Well, producer Simon Kinberg has been talking to Empire Magazine about the part she would have played had her scenes remained… and Bryan Singer is still hoping they’ll appear in the home release in some form.
Kinberg says: “The Rogue subplot was originally there because I wanted a mission for the older Charles and Eric to do, something like Unforgiven – two last gunslingers, Clint Eastwood and Morgan Freeman – that kind of a mission for them, because we may never see it again… I initially wrote that Kitty’s power was running out, and there was this super silly serum that was down in a farmhouse… it was terrible and Matthew Vaughn said it was terrible, and he was right.
“Then I thought that if her power was winding down, they needed something stronger or someone who could take over her power.
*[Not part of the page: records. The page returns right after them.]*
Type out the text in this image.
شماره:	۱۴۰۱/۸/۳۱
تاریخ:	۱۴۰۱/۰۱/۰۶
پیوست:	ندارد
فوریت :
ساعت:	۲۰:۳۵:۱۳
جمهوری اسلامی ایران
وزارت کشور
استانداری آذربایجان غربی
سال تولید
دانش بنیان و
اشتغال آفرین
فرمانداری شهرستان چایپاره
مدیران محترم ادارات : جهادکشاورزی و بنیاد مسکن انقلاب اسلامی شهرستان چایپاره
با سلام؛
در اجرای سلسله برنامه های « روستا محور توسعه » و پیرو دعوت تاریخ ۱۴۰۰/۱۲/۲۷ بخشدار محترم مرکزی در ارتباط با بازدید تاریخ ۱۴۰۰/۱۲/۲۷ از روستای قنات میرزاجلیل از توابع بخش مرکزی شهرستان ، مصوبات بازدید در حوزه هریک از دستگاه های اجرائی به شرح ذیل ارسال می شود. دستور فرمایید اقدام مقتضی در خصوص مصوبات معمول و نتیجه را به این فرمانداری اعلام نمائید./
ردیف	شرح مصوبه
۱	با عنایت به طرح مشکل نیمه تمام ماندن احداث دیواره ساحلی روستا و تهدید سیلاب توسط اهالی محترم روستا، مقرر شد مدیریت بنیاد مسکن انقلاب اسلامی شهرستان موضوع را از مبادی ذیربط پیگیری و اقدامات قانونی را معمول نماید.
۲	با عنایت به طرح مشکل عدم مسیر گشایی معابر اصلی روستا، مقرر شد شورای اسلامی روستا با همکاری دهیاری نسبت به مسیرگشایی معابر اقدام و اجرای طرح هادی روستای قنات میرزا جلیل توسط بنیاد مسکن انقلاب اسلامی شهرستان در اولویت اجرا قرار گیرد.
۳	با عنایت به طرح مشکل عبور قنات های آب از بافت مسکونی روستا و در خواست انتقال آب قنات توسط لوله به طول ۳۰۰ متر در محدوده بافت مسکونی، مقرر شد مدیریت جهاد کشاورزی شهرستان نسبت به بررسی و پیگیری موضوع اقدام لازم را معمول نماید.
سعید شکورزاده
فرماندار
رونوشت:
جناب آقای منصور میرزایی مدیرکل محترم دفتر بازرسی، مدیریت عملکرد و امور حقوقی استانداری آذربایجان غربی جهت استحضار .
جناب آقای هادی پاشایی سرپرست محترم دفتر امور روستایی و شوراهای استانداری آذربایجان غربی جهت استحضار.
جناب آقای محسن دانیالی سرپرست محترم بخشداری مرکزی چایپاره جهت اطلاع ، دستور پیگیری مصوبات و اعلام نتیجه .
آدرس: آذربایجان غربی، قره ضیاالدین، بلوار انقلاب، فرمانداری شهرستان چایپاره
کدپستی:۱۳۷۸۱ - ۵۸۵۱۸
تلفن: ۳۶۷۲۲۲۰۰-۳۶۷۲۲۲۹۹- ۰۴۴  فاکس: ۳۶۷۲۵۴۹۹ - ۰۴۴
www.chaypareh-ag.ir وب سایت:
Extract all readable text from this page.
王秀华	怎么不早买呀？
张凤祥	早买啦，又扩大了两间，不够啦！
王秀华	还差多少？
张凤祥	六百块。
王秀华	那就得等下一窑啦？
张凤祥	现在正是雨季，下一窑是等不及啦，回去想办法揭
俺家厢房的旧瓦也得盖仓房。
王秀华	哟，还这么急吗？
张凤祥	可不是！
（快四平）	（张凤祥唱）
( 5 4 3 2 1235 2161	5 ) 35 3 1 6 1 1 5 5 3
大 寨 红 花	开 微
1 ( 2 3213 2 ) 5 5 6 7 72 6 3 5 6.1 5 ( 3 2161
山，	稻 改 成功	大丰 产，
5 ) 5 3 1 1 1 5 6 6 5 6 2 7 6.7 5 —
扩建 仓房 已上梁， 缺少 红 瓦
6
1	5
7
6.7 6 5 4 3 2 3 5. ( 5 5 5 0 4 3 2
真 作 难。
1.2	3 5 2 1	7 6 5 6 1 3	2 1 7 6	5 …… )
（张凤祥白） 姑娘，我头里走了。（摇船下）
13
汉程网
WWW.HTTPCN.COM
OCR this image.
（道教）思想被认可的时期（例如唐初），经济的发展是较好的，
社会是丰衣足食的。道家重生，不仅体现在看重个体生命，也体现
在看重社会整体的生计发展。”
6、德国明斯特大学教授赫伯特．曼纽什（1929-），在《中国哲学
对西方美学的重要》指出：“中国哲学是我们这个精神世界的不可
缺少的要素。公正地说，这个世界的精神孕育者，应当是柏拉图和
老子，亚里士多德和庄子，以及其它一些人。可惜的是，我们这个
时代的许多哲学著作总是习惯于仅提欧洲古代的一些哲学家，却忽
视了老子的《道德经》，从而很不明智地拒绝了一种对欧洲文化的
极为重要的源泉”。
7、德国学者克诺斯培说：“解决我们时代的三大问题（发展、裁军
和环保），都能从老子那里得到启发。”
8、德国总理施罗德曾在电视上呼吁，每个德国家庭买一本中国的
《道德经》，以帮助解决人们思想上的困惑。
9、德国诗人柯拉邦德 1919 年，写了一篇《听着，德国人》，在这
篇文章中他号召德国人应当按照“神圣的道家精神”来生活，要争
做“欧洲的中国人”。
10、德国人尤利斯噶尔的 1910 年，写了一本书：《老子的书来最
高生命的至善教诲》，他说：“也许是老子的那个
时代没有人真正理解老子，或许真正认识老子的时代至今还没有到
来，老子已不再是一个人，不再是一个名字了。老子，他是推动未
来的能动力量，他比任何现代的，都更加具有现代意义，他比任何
This came from a conversation with Matthew, which was about no-one having the same power as her but then realising there was someone who could take her power. I got chills. Rogue could be the McGuffin of that mission. They’d have to get Rogue out of some dark scary place, and that’s what happens. It’s a really nice sequence, and it’ll end up on Blu-ray some way down the line.
“But it does not service the main story. I thought it would increase the urgency and the stakes of the plot in the future, but it actually does the opposite, because it makes you feel like there is an answer out there. You think once Rogue gets here, we’ll have an unlimited amount of time. The ticking clock that we’d established with Kitty getting wounded and losing her powers… well, Rogue would show up and press stop on the clock. So for all of those narrative reasons, there was this ten-minute subplot that had to go.”
It would still have been nice to see her in a more substantial role in the movie and this makes sense, especially juxtaposed against Magneto using her in the first movie, it almost has a sense of closure. But we can see why he reckons it was unnecessary in the end. Just one more reason to look forward to the home release, huh?